Les Amis de l'Eglise de Noarrieu

L’association «Les amis de l’église de Noarrieu » a été fondée en mai 2019. Son objectif est de réhabiliter la petite église du quartier fermée au public pour des raisons de sécurité.

La mobilisation a porté ses fruits car la 1e tranche des travaux a pu être réalisée en début d’année 2021. En effet, les travaux de gros œuvre ont été menés à leur terme et l’église a pu reprendre de l’activité. Ces travaux ont été financés grâce à des dons et aux recettes d’animations organisées par les bénévoles.

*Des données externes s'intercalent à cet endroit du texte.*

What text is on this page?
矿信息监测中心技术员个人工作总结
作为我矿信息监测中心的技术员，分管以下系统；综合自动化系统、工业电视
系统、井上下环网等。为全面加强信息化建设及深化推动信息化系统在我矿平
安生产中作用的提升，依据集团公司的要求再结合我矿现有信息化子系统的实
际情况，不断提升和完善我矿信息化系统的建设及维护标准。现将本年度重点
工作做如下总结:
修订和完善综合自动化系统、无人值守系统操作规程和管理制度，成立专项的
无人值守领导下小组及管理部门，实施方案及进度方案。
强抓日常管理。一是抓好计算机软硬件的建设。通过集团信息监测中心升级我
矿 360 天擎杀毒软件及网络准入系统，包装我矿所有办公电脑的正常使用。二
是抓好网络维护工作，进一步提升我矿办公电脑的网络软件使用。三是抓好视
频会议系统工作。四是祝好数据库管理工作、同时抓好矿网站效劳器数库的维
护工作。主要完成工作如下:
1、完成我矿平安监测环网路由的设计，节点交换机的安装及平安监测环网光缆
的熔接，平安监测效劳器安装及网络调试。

Le bâti actuel date de 1910. Il a remplacé une antique chapelle détruite en 1924. Cette chapelle était intégrée à une commanderie de Saint Jean de Jérusalem active au Moyen Age. Elle était une annexe du réseau de Caubin, localisée sur un chemin secondaire de Saint Jacques de Compostelle menant à Orthez par les Soarns. Le recensement de Gaston Fébus datant de 1385 en fait mention et la désigne comme « L’Hospitau deus praubes de Noariu».

Francis Jammes a aimé ce lieu et s’en est inspiré pour certaines de ses œuvres : « Jean de Noarrieu », « Clara d’Ellebeuse » et « le roman du lièvre » en particulier. Ainsi parlait il de son livre « Clara d’Ellebeuse » : « De ce livre, j’écrivis la première page assis sur le seuil ébréché du cimetière de Noarrieu où j’ensevelis plus tard cette figure bien aimée… j’entends encore dans mon cœur pleurer la cloche de la chapelle qui m’était apparue il y a dix ans, toute feutrée de neige… ».Il appréciait le romantisme qui émanait de l’ancienne chapelle couverte de feuilles et s’est opposé à sa destruction. Il n’eut pourtant pas gain de cause face à la détermination du curé de Castetis : l’abbé Sérisé qui ne voulait plus officier « dans cette ruine » (sic).

 

L’église veille sur le cimetière où reposent les disparus du quartier. L’un d’entre eux a connu la notoriété et s’il repose à Noarrieu, il eut droit à des funérailles nationales à Notre Dame de Paris en 1947. Il s’agit d’Auguste Champetier de Ribes qui habitait au Paren sur les crêtes du quartier.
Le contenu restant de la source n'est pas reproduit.